Exercise: Day 2 - Introduction to GitHub, Correlation, and Basic Clustering
Get the data
We will be using the same expression data as for the Day 1 exercises. Instructions for loading that dataset are copied below:
Download the following data of from https://tcga-data.nci.nih.gov/docs/publications/gbm_exp/.
unifiedScaledFiltered.txt
- Filtered unified gene expression estimate for 202 samples and 1740 genes
Load the data into R
Do this by either first downloading the file and providing the local path:
#replace location with local path_to_file
my_data <- read.table("../data/unifiedScaledFiltered.txt",sep="\t",header=1)
..or by reading the file directly from the remore location:
#source("https://bioconductor.org/biocLite.R") #run if necessary
#biocLite("curl") #run if necessary
library(curl)
my_data <- read.table(curl("https://tcga-data.nci.nih.gov/docs/publications/gbm_exp/unifiedScaledFiltered.txt"),sep="\t",header=1)
Correlation
A. Calculate the pairwise correlations between genes.
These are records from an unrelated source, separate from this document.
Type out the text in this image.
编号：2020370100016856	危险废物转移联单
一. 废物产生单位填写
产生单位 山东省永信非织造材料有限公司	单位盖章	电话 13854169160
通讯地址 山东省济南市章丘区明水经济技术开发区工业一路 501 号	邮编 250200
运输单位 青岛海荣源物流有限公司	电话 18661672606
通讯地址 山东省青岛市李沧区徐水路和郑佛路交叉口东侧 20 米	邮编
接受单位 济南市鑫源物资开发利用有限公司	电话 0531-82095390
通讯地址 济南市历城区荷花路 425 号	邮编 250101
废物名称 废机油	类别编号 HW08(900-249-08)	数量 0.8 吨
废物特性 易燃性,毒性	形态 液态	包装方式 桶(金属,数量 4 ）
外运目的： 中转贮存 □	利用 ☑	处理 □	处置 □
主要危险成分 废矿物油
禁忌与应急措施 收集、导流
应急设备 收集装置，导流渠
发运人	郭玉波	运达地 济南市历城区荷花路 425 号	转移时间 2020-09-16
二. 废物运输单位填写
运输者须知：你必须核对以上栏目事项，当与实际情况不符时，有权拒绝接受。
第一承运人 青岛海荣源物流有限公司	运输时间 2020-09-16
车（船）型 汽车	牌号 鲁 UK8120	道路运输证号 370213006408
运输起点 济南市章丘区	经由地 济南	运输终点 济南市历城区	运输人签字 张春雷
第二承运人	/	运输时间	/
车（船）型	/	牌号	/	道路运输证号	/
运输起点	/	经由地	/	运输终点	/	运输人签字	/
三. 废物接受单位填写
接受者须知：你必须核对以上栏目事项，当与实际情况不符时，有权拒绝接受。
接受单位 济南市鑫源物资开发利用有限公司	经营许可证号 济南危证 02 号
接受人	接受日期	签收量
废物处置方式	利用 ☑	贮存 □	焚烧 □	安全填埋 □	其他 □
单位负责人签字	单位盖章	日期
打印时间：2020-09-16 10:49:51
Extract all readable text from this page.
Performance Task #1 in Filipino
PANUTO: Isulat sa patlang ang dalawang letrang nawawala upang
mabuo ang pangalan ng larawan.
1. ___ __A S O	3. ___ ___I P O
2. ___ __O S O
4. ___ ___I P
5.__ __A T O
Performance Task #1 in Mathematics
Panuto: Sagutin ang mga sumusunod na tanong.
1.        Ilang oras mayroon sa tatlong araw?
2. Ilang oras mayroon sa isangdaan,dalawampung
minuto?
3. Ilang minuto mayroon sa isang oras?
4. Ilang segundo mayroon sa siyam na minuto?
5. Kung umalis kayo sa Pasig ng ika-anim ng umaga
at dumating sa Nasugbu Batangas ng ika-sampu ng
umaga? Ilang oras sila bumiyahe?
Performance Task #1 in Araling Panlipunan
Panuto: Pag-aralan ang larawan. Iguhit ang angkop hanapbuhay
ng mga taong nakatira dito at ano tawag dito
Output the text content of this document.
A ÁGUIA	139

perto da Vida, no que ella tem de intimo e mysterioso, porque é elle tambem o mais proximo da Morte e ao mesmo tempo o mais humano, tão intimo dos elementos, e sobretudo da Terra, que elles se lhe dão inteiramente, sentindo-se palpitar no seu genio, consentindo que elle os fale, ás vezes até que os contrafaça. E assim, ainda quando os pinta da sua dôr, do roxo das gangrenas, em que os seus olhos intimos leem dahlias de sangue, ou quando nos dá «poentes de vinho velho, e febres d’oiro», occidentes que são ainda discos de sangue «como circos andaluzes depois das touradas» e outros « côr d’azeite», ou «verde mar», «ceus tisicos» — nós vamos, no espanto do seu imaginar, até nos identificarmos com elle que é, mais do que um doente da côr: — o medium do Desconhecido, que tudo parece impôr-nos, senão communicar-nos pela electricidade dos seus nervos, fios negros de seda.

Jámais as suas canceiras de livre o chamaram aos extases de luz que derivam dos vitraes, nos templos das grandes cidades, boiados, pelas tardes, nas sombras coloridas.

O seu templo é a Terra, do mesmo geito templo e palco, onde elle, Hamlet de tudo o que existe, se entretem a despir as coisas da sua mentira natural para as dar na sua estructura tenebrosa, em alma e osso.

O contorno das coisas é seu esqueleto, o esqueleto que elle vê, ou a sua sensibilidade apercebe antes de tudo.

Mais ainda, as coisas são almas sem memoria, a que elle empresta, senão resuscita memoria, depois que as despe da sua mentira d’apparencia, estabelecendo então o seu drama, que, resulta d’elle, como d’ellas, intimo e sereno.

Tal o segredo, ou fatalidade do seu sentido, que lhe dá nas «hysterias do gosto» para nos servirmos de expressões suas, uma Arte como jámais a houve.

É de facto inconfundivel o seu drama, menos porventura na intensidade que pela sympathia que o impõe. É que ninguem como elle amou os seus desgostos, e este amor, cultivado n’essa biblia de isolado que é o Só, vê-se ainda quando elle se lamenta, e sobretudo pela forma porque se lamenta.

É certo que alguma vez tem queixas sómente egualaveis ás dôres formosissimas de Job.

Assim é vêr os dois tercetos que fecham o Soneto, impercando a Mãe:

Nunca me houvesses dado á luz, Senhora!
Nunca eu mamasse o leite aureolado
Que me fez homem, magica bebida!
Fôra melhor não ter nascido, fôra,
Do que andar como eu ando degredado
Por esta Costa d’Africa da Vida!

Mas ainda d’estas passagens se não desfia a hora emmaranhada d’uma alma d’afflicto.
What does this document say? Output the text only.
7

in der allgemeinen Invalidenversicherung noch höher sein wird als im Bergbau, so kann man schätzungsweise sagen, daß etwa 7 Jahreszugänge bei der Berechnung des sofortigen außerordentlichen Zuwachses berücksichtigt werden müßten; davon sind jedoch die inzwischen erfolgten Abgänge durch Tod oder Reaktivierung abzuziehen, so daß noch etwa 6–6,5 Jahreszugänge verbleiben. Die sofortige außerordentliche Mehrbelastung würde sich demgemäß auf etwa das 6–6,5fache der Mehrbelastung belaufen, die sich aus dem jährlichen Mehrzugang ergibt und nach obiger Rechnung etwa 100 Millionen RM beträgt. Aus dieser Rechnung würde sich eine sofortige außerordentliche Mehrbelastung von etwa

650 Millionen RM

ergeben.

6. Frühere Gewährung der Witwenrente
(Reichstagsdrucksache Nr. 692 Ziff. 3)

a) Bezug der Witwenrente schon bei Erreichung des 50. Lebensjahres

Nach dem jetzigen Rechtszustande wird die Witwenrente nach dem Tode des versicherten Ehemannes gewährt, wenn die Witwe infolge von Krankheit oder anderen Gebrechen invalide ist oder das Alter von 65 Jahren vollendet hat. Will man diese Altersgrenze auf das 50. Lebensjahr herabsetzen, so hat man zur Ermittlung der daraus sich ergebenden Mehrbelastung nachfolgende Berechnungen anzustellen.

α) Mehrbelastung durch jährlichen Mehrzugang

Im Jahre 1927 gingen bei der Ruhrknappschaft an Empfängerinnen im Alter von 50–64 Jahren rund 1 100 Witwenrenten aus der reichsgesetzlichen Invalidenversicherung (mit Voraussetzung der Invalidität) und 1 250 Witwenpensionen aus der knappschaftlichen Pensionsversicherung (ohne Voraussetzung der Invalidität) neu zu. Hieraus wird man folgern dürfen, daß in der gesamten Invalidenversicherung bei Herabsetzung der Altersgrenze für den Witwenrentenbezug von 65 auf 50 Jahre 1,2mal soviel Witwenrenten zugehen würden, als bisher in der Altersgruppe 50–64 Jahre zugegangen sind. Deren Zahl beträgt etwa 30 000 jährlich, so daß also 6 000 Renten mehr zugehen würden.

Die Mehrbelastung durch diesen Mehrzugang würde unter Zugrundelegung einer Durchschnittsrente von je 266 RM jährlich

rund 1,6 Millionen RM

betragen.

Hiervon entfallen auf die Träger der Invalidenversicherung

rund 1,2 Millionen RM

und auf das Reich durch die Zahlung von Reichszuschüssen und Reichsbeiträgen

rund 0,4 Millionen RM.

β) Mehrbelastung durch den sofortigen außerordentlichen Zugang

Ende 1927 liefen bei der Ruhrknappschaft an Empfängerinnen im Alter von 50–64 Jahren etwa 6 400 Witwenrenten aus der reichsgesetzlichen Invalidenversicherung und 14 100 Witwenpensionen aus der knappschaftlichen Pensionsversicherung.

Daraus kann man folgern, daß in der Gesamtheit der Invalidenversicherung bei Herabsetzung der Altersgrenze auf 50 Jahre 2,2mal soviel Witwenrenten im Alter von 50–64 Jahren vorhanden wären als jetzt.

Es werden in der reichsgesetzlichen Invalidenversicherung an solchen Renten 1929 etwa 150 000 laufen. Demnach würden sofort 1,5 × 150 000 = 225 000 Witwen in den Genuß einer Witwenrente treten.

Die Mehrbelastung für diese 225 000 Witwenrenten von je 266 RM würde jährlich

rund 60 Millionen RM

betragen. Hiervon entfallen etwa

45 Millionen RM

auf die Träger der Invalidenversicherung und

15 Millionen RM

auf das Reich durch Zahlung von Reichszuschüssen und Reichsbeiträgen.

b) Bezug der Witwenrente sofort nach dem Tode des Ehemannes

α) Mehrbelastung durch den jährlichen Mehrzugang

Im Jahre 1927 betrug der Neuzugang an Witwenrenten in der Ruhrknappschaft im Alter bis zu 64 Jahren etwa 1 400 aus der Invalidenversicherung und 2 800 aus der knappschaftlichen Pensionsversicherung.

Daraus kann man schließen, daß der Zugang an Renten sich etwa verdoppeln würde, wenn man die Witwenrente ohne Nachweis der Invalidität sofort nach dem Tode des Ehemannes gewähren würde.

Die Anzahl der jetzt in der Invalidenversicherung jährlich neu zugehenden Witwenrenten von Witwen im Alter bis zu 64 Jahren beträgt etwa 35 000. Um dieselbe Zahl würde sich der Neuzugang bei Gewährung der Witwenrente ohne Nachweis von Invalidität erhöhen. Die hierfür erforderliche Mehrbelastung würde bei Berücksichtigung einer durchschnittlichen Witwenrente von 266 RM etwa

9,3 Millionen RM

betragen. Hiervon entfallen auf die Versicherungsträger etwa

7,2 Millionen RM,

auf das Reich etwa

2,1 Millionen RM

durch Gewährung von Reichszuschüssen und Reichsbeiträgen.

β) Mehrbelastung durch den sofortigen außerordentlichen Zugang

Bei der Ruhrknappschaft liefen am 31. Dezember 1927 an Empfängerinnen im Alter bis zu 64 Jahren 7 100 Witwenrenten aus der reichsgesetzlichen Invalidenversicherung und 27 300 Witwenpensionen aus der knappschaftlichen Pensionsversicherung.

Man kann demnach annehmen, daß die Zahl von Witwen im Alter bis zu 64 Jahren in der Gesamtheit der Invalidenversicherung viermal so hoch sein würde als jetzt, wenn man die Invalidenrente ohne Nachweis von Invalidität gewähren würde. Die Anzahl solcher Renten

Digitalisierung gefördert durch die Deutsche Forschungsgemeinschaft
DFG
What are the dimensions of the output matrix? What would it be if we correlated samples instead of genes?
B. What is the range of values in this matrix? What are the highest and lowest values you would expect and why?
C. Find the pair of genes that are most correlated. Do you need to operate over the entire matrix to do this?
D. By default, the R function cor()
uses the Pearson method for calculating correlation coefficients. If we change to using a rank-based method like Spearman’s rho, do we find a different pair of genes that are the most highly correlated?
E. Plot a matrix of the top 20 most correlated genes (hint: consider using the library corrplot
)
Clustering
A. Cluster the top 20 most correlated genes using complete hierarchical clustering and visualize the output tree
B. Try using different clustering methods and observe the effects upon how correlated genes are grouped together.
C. If we cluster these genes with complete hierarchical clustering and divide the tree into 4 groups, how many genes are in the largest group? The smallest?